Yesterday we were introduced to the anatomy lab, and with it, our cadaver that will be probed and explored in the next 11 weeks. It wasn’t as traumatic as I had anticipated. As I entered the lab, I looked around to the 30 work stations: large stainless steel tables, containing drawers with all of our dissecting supplies; polished clean white floors; red bagged hazardous containers all around the room; 30 cadavers wrapped in white cloth and covered with plastic sheets; and two white coated physicians who are responsible for taking care of our cadavers. I’d like to think of them as the undertakers of our gifts.
Last week, we had an introduction to the Oregon Body Donor Program, to answer our questions about where these cadavers have come from. For our program, all of the cadavers were individuals from Oregon, or Vancouver WA, who specified prior to their death they wanted to donate their whole bodies. The average age is somewhere in the 70’s, as younger bodies are usually harvested for healthy organs and tissues. There is a 50-50 mix of women and men, in order for us to learn and understand the anatomy of both sexes. Unfortunately for us, the donors at this time are primarily caucasian, although I’m happy to discover that the lab table next to mine has been gifted an African American male.
What do we know about our cadavers? Not much. We are only told the age, sex, (pretty obvious), and cause of death. Our cadaver died of respiratory failure. Although the aim of our first class is to learn the normal anatomy of the systems and tissues of the body, it is inevitable that we will also start to learn about pathology as we open up our cadavers and see evidence of disease.

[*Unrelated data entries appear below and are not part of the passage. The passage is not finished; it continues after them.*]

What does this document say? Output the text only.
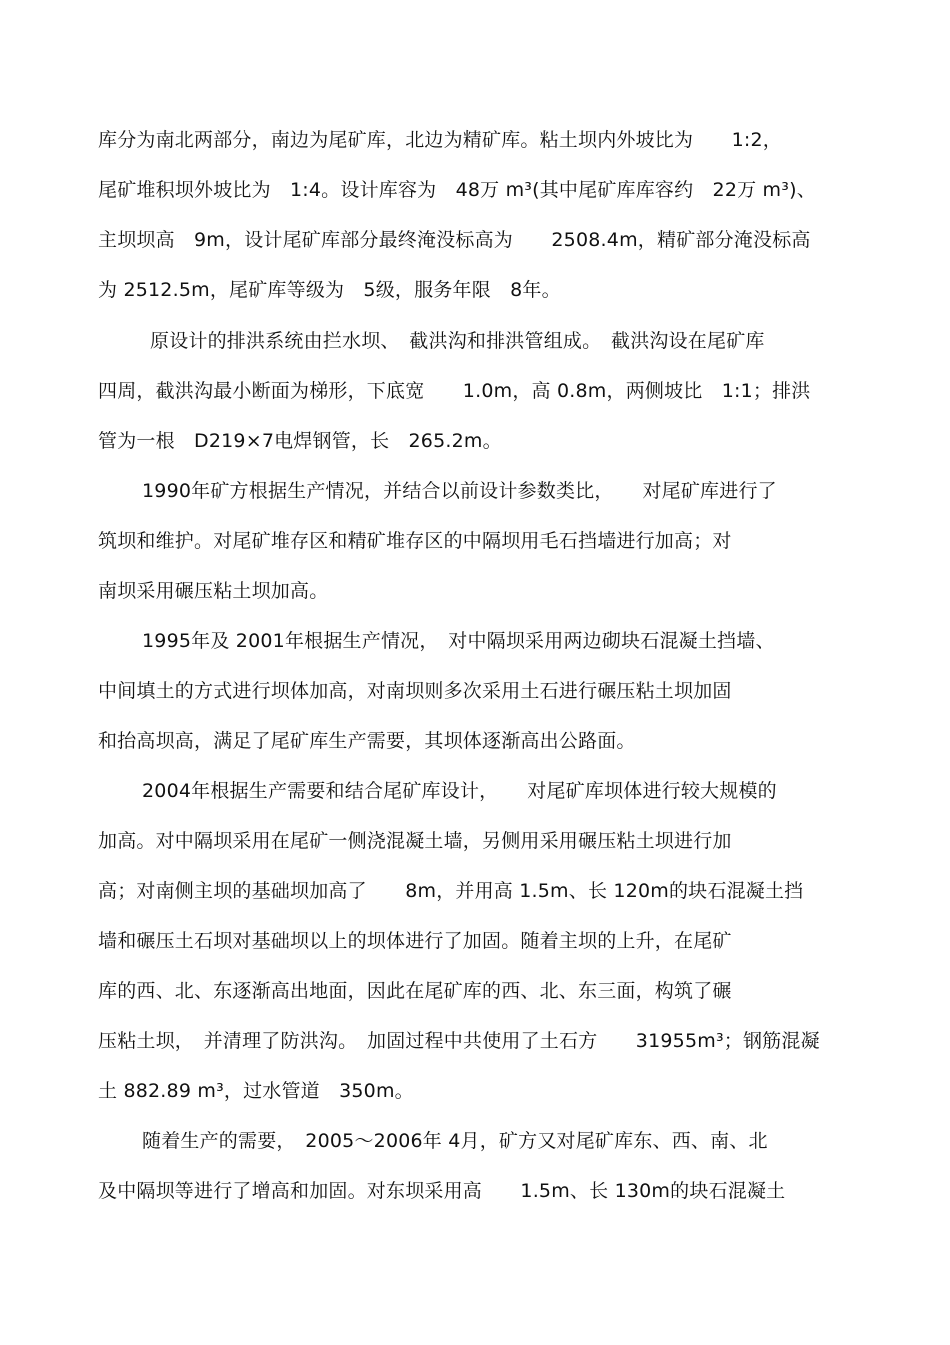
库分为南北两部分，南边为尾矿库，北边为精矿库。粘土坝内外坡比为　　1:2，
尾矿堆积坝外坡比为　1:4。设计库容为　48万 m³(其中尾矿库库容约　22万 m³)、
主坝坝高　9m，设计尾矿库部分最终淹没标高为　　2508.4m，精矿部分淹没标高
为 2512.5m，尾矿库等级为　5级，服务年限　8年。
原设计的排洪系统由拦水坝、　截洪沟和排洪管组成。　截洪沟设在尾矿库
四周，截洪沟最小断面为梯形，下底宽　　1.0m，高 0.8m，两侧坡比　1:1；排洪
管为一根　D219×7电焊钢管，长　265.2m。
1990年矿方根据生产情况，并结合以前设计参数类比，　　对尾矿库进行了
筑坝和维护。对尾矿堆存区和精矿堆存区的中隔坝用毛石挡墙进行加高；对
南坝采用碾压粘土坝加高。
1995年及 2001年根据生产情况，　对中隔坝采用两边砌块石混凝土挡墙、
中间填土的方式进行坝体加高，对南坝则多次采用土石进行碾压粘土坝加固
和抬高坝高，满足了尾矿库生产需要，其坝体逐渐高出公路面。
2004年根据生产需要和结合尾矿库设计，　　对尾矿库坝体进行较大规模的
加高。对中隔坝采用在尾矿一侧浇混凝土墙，另侧用采用碾压粘土坝进行加
高；对南侧主坝的基础坝加高了　　8m，并用高 1.5m、长 120m的块石混凝土挡
墙和碾压土石坝对基础坝以上的坝体进行了加固。随着主坝的上升，在尾矿
库的西、北、东逐渐高出地面，因此在尾矿库的西、北、东三面，构筑了碾
压粘土坝，　并清理了防洪沟。　加固过程中共使用了土石方　　31955m³；钢筋混凝
土 882.89 m³，过水管道　350m。
随着生产的需要，　2005～2006年 4月，矿方又对尾矿库东、西、南、北
及中隔坝等进行了增高和加固。对东坝采用高　　1.5m、长 130m的块石混凝土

So after we entered the lab, as I’m waiting for the shock to hit me, my 3 lab mates and I surround our body, looking around wondering what to do next. We don’t actually start dissecting until Thursday so it’s with trepidation that we stand there, until my wonderful enthusiastic lab mate grabs a pair of gloves and asks, shall we take a look? All the bodies are covered first in a white cloth, with a separate shroud for the head. The bodies are also face up, ready to receive all that we are soon to deliver. As Markus lifts off the sheet near the shoulders, I am surprised by two things. First, how life like the cadaver looks, and second, how non-life like he looks. The skin looks like skin, but is gray. The body looks soft, but is actually firm to the touch (according to my lab mate – I haven’t yet touched him – one step at a time….). We confirm that our body is male (no breasts), and cover him reverently back up. I say outloud “Thank you Mr. Man”, as we have yet to come up with a name for him, a ritual I understand many students adopt as the weeks move forward.
As I’m ready to turn and leave the lab, my lab mate, still gloved, states “Shall we look at his face?” I look around to the other students, and numbly nod OK. I understand from reading Body of Work by Christine Montross, that the faces are covered so that students can initially be as comfortable as possible during dissection (same reason why we dissect the head and neck last). I am expecting yet again to be somewhat disturbed and shocked. We remove the shroud, and staring up at us is an old man, sleeping his eternal sleep, and again looking both alive and not alive at the same time. The only other time I have seen a dead person is when my grandpa died when I was six or seven. I barely remember seeing his face in the coffin, and as five seasons of “Six Feet Under” taught me, my grandpa was made up to look very much alive, like he was soon to wake up from a nap.
No comparisons here. Mr. Man is definately not alive, will definately not wake up, and yet, I am not shocked, not disturbed, but instead deeply moved that he has gifted his whole body to me so that I can learn to become a physician. I’m sure that the following weeks will push and pull me in many directions, but for now, I am left with a great sense of awe and gratitude to him and his family, and for all the others individuals in the world that give this gift to medical students.I leave you today with a quote from a previous donor:
I am lying here in front of you now because of those doctors that saved me the first two times. They gave me 15 years I would never have had. Fifteen years to make things right with Elsie. To care for her after her stroke as she cared for me and the children those years when I was running around. Fifteen years to witness the births of my grandchildren. Fifteen years to spend time with my kids as I never did while they were growing up. Some might call me lucky, but I call that a gift. A gift from God, sure. But also a gift from those doctors. My body is my gift back to them.
As you examine me here in Gross Anatomy, I would like you to do a few things. When you look at the scars on my hands, remember I was a butcher for 45 years. When you examine my liver, remember I was a drinker. When you hold my heart in your hands, remember how I ate and my quadruple bypass. But most of all, when you are with me, learn, so that you too may be able to keep giving the gift that I was given.